Neither Harrah's nor Caesars say they have brought in replacement workers since about 10,000 hotel and restaurant workers at five Atlantic City casinos walked off the job Oct. 1, demanding better wages and health care coverage as well as a five-year contract. The strike affects Bally's, Caesars, Hilton, Harrah's, Showboat, Resorts and Tropicana properties in Atlantic City.

The workers now have a five-year contract but are demanding a three-year contract in order to bring them in line with three-year contracts in Las Vegas and Detroit. Union representatives say they want more bargaining clout at a time when company mergers are creating fewer but more powerful companies.
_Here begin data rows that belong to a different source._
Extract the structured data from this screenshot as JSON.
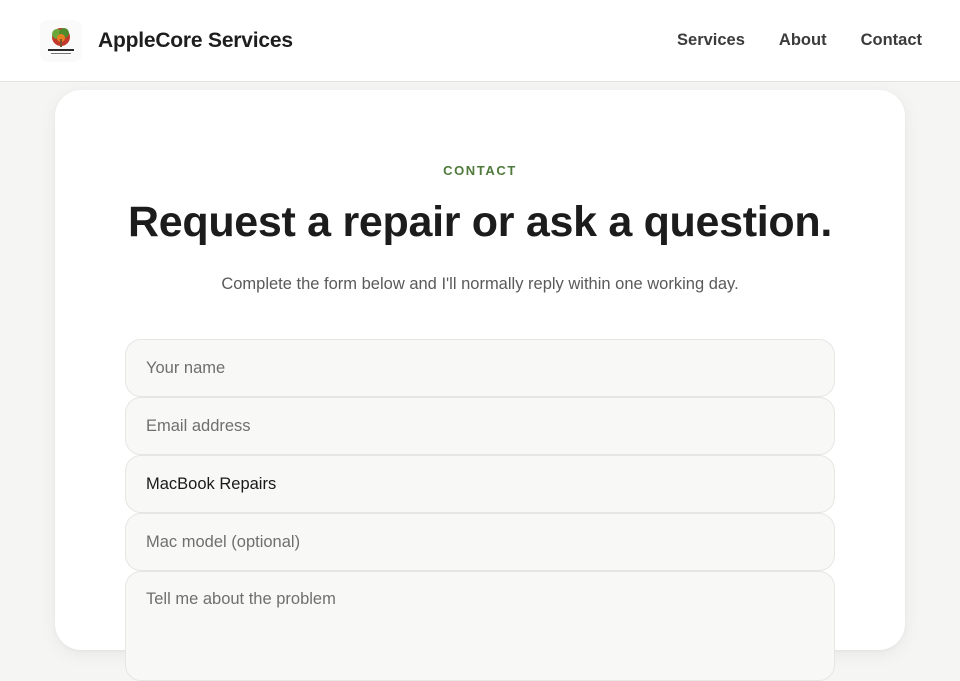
{
  "header": {
    "brand_name": "AppleCore Services",
    "logo_icon": "apple-tree-logo-icon",
    "nav": [
      {
        "label": "Services"
      },
      {
        "label": "About"
      },
      {
        "label": "Contact"
      }
    ]
  },
  "contact": {
    "eyebrow": "CONTACT",
    "headline": "Request a repair or ask a question.",
    "subtitle": "Complete the form below and I'll normally reply within one working day.",
    "fields": {
      "name_placeholder": "Your name",
      "email_placeholder": "Email address",
      "service_value": "MacBook Repairs",
      "model_placeholder": "Mac model (optional)",
      "message_placeholder": "Tell me about the problem"
    }
  },
  "colors": {
    "accent_green": "#4f7a3c",
    "page_background": "#f5f5f3",
    "card_background": "#ffffff"
  }
}
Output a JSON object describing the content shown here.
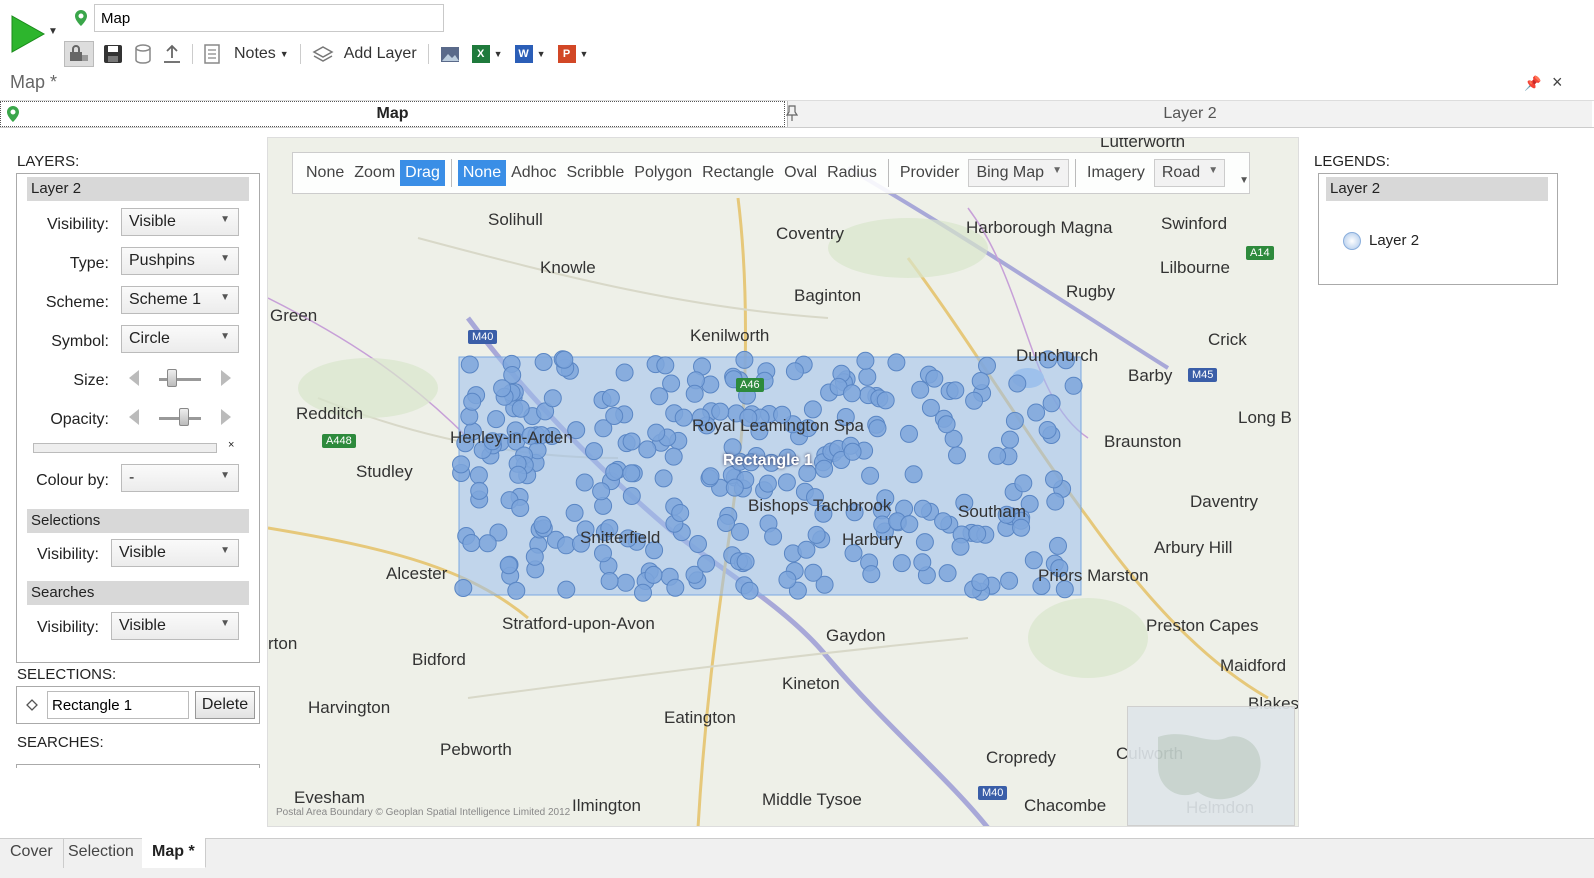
{
  "toolbar": {
    "title_value": "Map",
    "notes_label": "Notes",
    "add_layer_label": "Add Layer"
  },
  "panel": {
    "title": "Map *"
  },
  "tabs": {
    "map": "Map",
    "layer2": "Layer 2"
  },
  "left": {
    "layers_title": "LAYERS:",
    "layer_name": "Layer 2",
    "visibility_label": "Visibility:",
    "visibility_value": "Visible",
    "type_label": "Type:",
    "type_value": "Pushpins",
    "scheme_label": "Scheme:",
    "scheme_value": "Scheme 1",
    "symbol_label": "Symbol:",
    "symbol_value": "Circle",
    "size_label": "Size:",
    "size_level": 0.3,
    "opacity_label": "Opacity:",
    "opacity_level": 0.6,
    "colour_label": "Colour by:",
    "colour_value": "-",
    "selections_head": "Selections",
    "sel_visibility_label": "Visibility:",
    "sel_visibility_value": "Visible",
    "searches_head": "Searches",
    "search_visibility_label": "Visibility:",
    "search_visibility_value": "Visible",
    "selections_title": "SELECTIONS:",
    "selection_name": "Rectangle 1",
    "delete_label": "Delete",
    "searches_title": "SEARCHES:"
  },
  "map": {
    "nav_modes": [
      "None",
      "Zoom",
      "Drag"
    ],
    "nav_active": "Drag",
    "select_modes": [
      "None",
      "Adhoc",
      "Scribble",
      "Polygon",
      "Rectangle",
      "Oval",
      "Radius"
    ],
    "select_active": "None",
    "provider_label": "Provider",
    "provider_value": "Bing Map",
    "imagery_label": "Imagery",
    "imagery_value": "Road",
    "selection_label": "Rectangle 1",
    "copyright": "Postal Area Boundary © Geoplan Spatial Intelligence Limited 2012",
    "towns": [
      "Lutterworth",
      "Solihull",
      "Coventry",
      "Harborough Magna",
      "Swinford",
      "Knowle",
      "Lilbourne",
      "Baginton",
      "Rugby",
      "Green",
      "Kenilworth",
      "Crick",
      "Dunchurch",
      "Barby",
      "Redditch",
      "Long B",
      "Braunston",
      "Studley",
      "Daventry",
      "Arbury Hill",
      "Alcester",
      "Priors Marston",
      "Stratford-upon-Avon",
      "Gaydon",
      "Preston Capes",
      "rton",
      "Bidford",
      "Maidford",
      "Kineton",
      "Blakes",
      "Harvington",
      "Eatington",
      "Pebworth",
      "Cropredy",
      "Culworth",
      "Evesham",
      "Ilmington",
      "Middle Tysoe",
      "Chacombe",
      "Helmdon",
      "Royal Leamington Spa",
      "Bishops Tachbrook",
      "Snitterfield",
      "Henley-in-Arden",
      "Harbury",
      "Southam"
    ],
    "road_labels": [
      "M40",
      "A448",
      "A46",
      "M45",
      "A14",
      "M40"
    ]
  },
  "legend": {
    "title": "LEGENDS:",
    "layer_head": "Layer 2",
    "entry": "Layer 2"
  },
  "sheets": [
    "Cover",
    "Selection",
    "Map *"
  ],
  "colors": {
    "accent": "#3a8ee6",
    "pin": "#7ea6dc",
    "selection": "#9cc0ec"
  }
}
Talks have lately broken down between the casinos and Local 54 of the Hotel Employees and Restaurant Employees Union in Atlantic City, which is affiliated with the Culinary Union in Las Vegas.

About 100 union supporters were arrested Friday in an organized protest in which strikers blocked city streets. No negotiations with the casinos are planned yet this week, Taylor said.

"The companies have made it clear they are trying to replace our workers and tear the union apart," he said.

Taylor also questioned the companies' claim about replacement workers, saying some casinos also are hiring temporary help in addition to drafting company managers and other workers within the company.

"We think it's good that managers do the work our workers do every day," he said. "It makes them appreciate us a bit more."

Harrah's and Caesars representatives in Las Vegas said their companies have met all of the union's demands except for the five-year contract.

"We are not willing to budge on that point," Strow said. "We believe we have presented an offer that we believe employees -- if they are allowed to vote on it -- would accept."

"The only way the numbers will work is if there's a five-year contract," Stewart added.

Taylor said the five-year contract isn't the only sticking point.

"They haven't been honest about meeting our economic demands at all," he said.